American identity is more fluid. We don’t adopt our immigrants into any ancient nation; no one ever speaks of “our fathers the Jutes” or “our fathers the East Coast Protestant Establishmentarians.” Our fathers, as Lincoln says, brought forth on this continent a new nation, dedicated to a creed, not tribal affiliation. It used to be that to join America one had only to believe in the creed and to add one’s own ethnic spice to the national stew. And yet, there it is in Lincoln—the idea of a patria, a family relationship between earlier and later generations of Americans. Lincoln was exhorting his countrymen to finish the job begun with the turning of the tide at Gettysburg, and when he spoke of “our fathers” he meant it both literally and figuratively. America is not merely an idea or mound of legal parchment, but also the home of the American people, with a history and an ancestry, both literal and symbolic. We should think about ourselves in this way much more than we do.
Our current politics is sometimes described as a “cold civil war,” but I don’t think that’s quite right. Ours is a simmering religious war, more like sixteenth-century Europe than nineteenth-century America. Civil wars are about politics; religious wars are about deeper things. Writing in 1792, Washington observed, “religious controversies are always productive of more acrimony and irreconcilable hatreds than those which spring from any other cause; and I was not without hopes that the enlightened and liberal policy of the present age would have put an effectual stop to contentions of this kind.” It did, for a while. Our Civil War was fought to settle basic political and constitutional questions left unresolved at the Founding. But it was fought by two parties that, in Lincoln’s words, “Both read the same Bible and pray to the same God, and each invokes His aid against the other.” The parties to our current religious war most definitely do not pray to the same God.
Progressive politics is distinguishable from religious fundamentalism only in that it resembles a quasi-pagan hodgepodge of cults and deities. At its center is submission to the benevolence, wisdom, and sacred power of the State. There is a Cult of Equality and a Diversity Mystery Rite. There are not one, but two versions of original sin—racism and crimes against Gaia—as well as an End Times mania connected with the second. There is a canon of sacred texts whose dogma brooks no dissent. There are witch trials and rituals of confession and expiation for the sin of Whiteness. There are saints and martyrs, priests and heretics, a Satan, and—briefly—a Messiah. The euphoria of 2008 and the apocalyptic panic of 2016 are two sides of the same essentially religious experience.

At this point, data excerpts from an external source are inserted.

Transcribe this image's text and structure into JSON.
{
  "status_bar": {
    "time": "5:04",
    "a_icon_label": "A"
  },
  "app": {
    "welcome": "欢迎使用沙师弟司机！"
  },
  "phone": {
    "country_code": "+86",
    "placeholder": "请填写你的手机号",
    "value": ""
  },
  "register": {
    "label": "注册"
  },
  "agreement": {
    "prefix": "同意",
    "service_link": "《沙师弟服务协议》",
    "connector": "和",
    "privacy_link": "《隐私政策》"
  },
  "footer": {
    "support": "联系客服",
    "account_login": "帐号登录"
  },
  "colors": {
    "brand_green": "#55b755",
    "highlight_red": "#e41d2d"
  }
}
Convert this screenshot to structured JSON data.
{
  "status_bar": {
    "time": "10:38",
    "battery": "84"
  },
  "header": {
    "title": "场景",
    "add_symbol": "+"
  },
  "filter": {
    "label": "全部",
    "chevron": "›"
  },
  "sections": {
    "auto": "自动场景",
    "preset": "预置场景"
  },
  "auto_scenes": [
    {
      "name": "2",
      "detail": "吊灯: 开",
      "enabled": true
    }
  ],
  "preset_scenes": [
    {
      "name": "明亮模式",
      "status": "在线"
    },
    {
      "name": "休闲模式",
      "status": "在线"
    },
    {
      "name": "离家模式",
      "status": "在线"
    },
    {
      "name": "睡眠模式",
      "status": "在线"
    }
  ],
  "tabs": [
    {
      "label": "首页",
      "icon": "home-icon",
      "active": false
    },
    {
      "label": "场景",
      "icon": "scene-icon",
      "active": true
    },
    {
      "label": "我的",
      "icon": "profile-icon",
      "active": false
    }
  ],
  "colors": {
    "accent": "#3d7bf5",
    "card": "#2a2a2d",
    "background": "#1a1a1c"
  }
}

In his First Inaugural, Lincoln appealed to the “mystic chords of memory, stretching from every battlefield and patriot grave to every living heart and hearthstone,” calling upon this connection to preserve friendship between North and South. He failed. As living memories die, the national memory fades, and the living memory of Gettysburg died long ago. A people without a collective memory is a people without a history, and a people without a history is not a nation. According to the prevailing wisdom of our age, we’re all supposed to despise our adoptive ancestors now.
Well, nuts to that.
When the weather gets warmer, I’ll take the kids back to Gettysburg, and this time we’ll plan ahead and do it right.